The EpiNext™ Post-Bisulfite DNA Library Preparation Kit is a complete set of optimized reagents to prepare a DNA library -- after successful bisulfite conversion -- for various Illumina platform-based bisulfite sequencing (bisulfite-seq) assays, such as whole genome bisulfite sequencing (WGBS), oxidative bisulfite sequencing (oxBs-seq), reduced representation bisulfite sequencing (RRBS), and other bisulfite-based next generation sequencing applications. The optimized protocol and components of the kit allow both non-barcoded (singleplexed) and barcoded (multiplexed) DNA libraries to be quickly constructed using sub-nanogram input concentrations of DNA since the DNA is first bisulfite-converted and then used for library preparation. The kit has the following advantages and features:
- Allows bisulfite-converted DNA to be used directly for ligation, thereby eliminating the possibility of breaking adapter-ligated fragments, which can often occur in currently used WGBS and RRBS methods.
- Fast 5-hour procedure, from input starting material to library amplification.
- Gel-free size selection/purification saves time and prevents handling errors, as well as loss of valuable samples.
- High sensitivty and efficiency -- direct ligation of adapter to bisulfite-converted DNA fragments reduces loss of fragments and selection bias, which enables pre-bisulfite input DNA to be as low as 1 ng. The kit can be used for both non-barcoded (singleplexed) and barcoded (multiplexed) DNA library preparation.
- Comprehensive set of components to accommodate each step of DNA library preparation -- ligation, clean-up, size selection, and library amplification -- for convenience, consistency, and reliability.
- Ultra HiFi amplification enables achievement of reproducibly high yields of DNA libraries with minimal sequence bias and low error rates.
Several methods, including whole genome bisulfite sequencing (WGBS) and reduced representation bisulfite sequencing (RRBS), are currently used for genome-wide DNA methlyation analysis. These methods convert unmethylated cytosines to uracil while 5-methylcytosines remain unchanged by the bisulfite treatment. This allows epigenetic differences to become genetic differences, which can be subsequently detected via sequencing at the single-based resolution level and on a genome-wide scale. However, practical use with such current methods are not ideal as they (1) need large amounts of DNA (>1 µg) as input material, which is difficult to prepare from limited biological samples such as tumor biopsy, early embyros, embyronic tissues, and circulating DNA; (2) require DNA to first be sheared and then ligated to adapters, followed by bisulfite conversion (post-ligation bisulfite conversion), which causes substantial amounts of DNA fragments ontained in the adapter-DNA fragment constructs to be broken and thereby forms mono-tagged templates that become removed during library enrichment; and (3) are time-consuming (2 days). The EpiNext Post-Bisulfite DNA Library Preparation Kit is designed to overcome these weaknesses.
Principle & Procedure
With this kit, bisulfite-treated DNA (which is in single-stranded form), is converted to double-stranded DNA and directly used for ligation with BisDNA-specific adapters which are necessary for amplification and sequencing. The fragments are then size selected and purified with MQ beads, which allows for quick and precise size selections of DNA. Size-selected DNA fragments are then amplified with a high-fidelity PCR Mix, ensuring maximum yields from minimum amounts of starting material and providing a highly accurate amplification of library DNA with low error rates and minimal bias.
Input starting material must be bisulfite-treated DNA generated from various input DNA amounts of 1 ng to 1 µg. For optimal preparation, the input DNA amount for the bisulfite conversion process should be 100 ng to 200 ng so that sufficient bisulfite-treated DNA can be yielded.

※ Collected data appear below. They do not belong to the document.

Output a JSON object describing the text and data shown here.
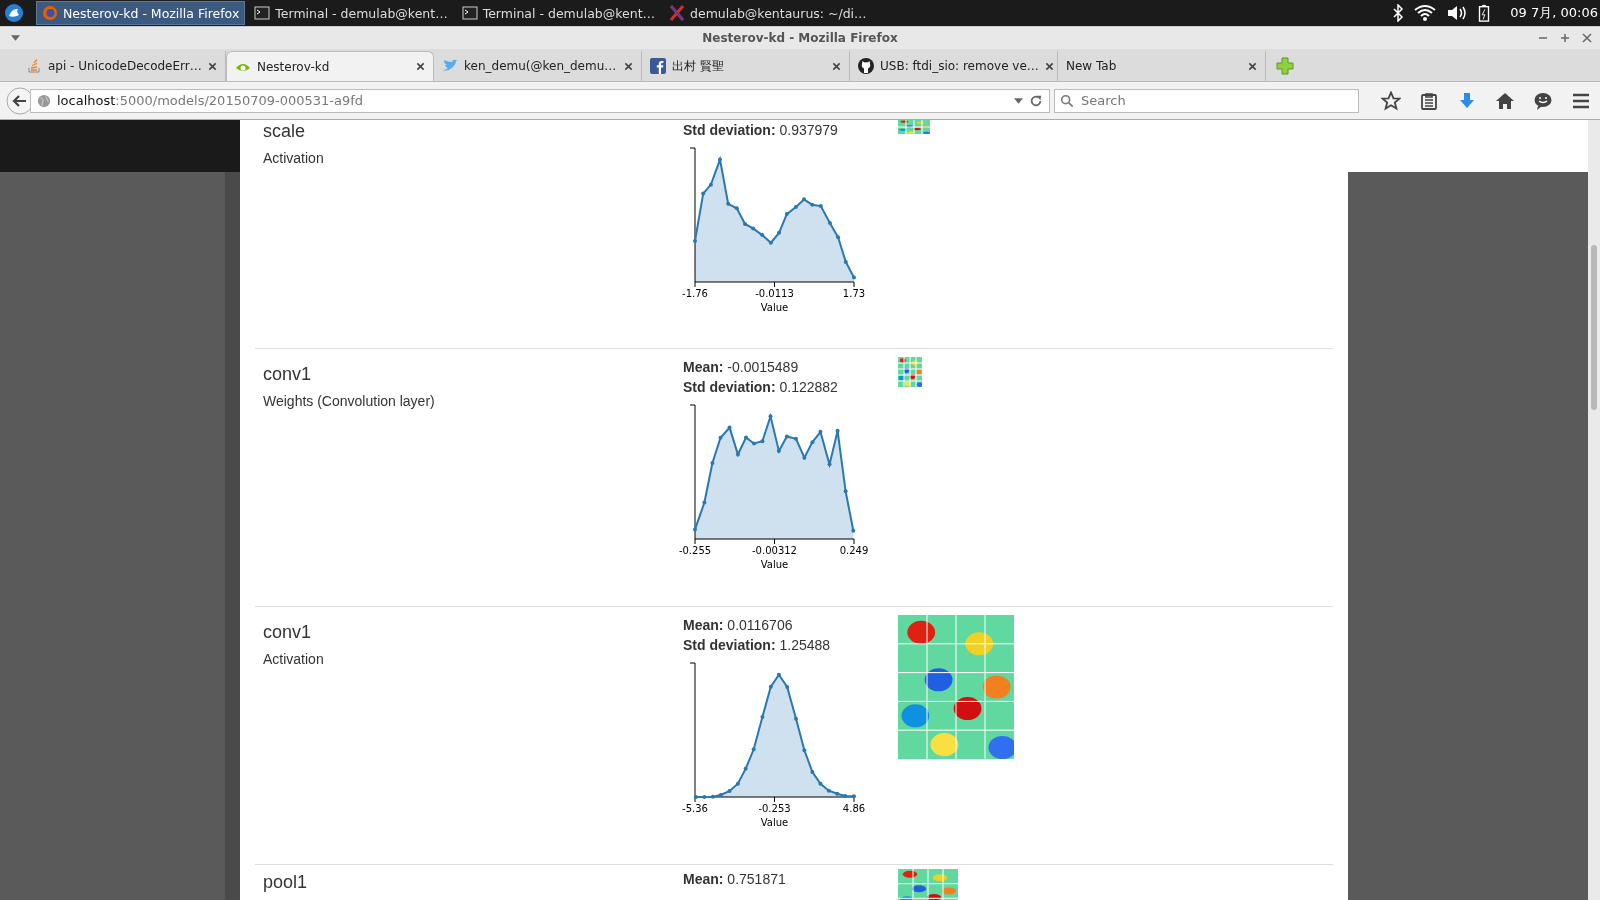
{
  "taskbar": {
    "windows": [
      {
        "title": "Nesterov-kd - Mozilla Firefox",
        "selected": true,
        "kind": "browser"
      },
      {
        "title": "Terminal - demulab@kent…",
        "selected": false,
        "kind": "terminal"
      },
      {
        "title": "Terminal - demulab@kent…",
        "selected": false,
        "kind": "terminal"
      },
      {
        "title": "demulab@kentaurus: ~/di…",
        "selected": false,
        "kind": "x"
      }
    ],
    "clock": "09  7月, 00:06"
  },
  "window": {
    "title": "Nesterov-kd - Mozilla Firefox"
  },
  "tabs": [
    {
      "label": "api - UnicodeDecodeErr…",
      "selected": false
    },
    {
      "label": "Nesterov-kd",
      "selected": true
    },
    {
      "label": "ken_demu(@ken_demu…",
      "selected": false
    },
    {
      "label": "出村 賢聖",
      "selected": false
    },
    {
      "label": "USB: ftdi_sio: remove ve…",
      "selected": false
    },
    {
      "label": "New Tab",
      "selected": false
    }
  ],
  "url": {
    "host": "localhost",
    "path": ":5000/models/20150709-000531-a9fd"
  },
  "search": {
    "placeholder": "Search"
  },
  "layers": [
    {
      "name": "scale",
      "type": "Activation",
      "std_label": "Std deviation:",
      "std": "0.937979",
      "ticks": [
        "-1.76",
        "-0.0113",
        "1.73"
      ],
      "xlabel": "Value"
    },
    {
      "name": "conv1",
      "type": "Weights (Convolution layer)",
      "mean_label": "Mean:",
      "mean": "-0.0015489",
      "std_label": "Std deviation:",
      "std": "0.122882",
      "ticks": [
        "-0.255",
        "-0.00312",
        "0.249"
      ],
      "xlabel": "Value"
    },
    {
      "name": "conv1",
      "type": "Activation",
      "mean_label": "Mean:",
      "mean": "0.0116706",
      "std_label": "Std deviation:",
      "std": "1.25488",
      "ticks": [
        "-5.36",
        "-0.253",
        "4.86"
      ],
      "xlabel": "Value"
    },
    {
      "name": "pool1",
      "mean_label": "Mean:",
      "mean": "0.751871"
    }
  ]
}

Fig. 1. Schematic procedure for the EpiNext™ Post-Bisulfite DNA Library Preparation Kit.
Fig. 2. Size distribution of library fragments as demonstrated by a post-bisulfite DNA library constructed using the EpiNext™ Post-Bisulfite DNA Library Preparation Kit from 10 ng of input DNA.
Fig. 3. The EpiNext™ Post-Bisulfite DNA Library Preparation Kit was used to prepare a library for Methyl-Seq with an Illumina HiSeq 2500. Read alignment data at 19 kb and base pair resolution in chromosome 7 shows CpG methylation differences for treated and control samples. Control samples are unmethylated (blue) while treated samples are methylated (red).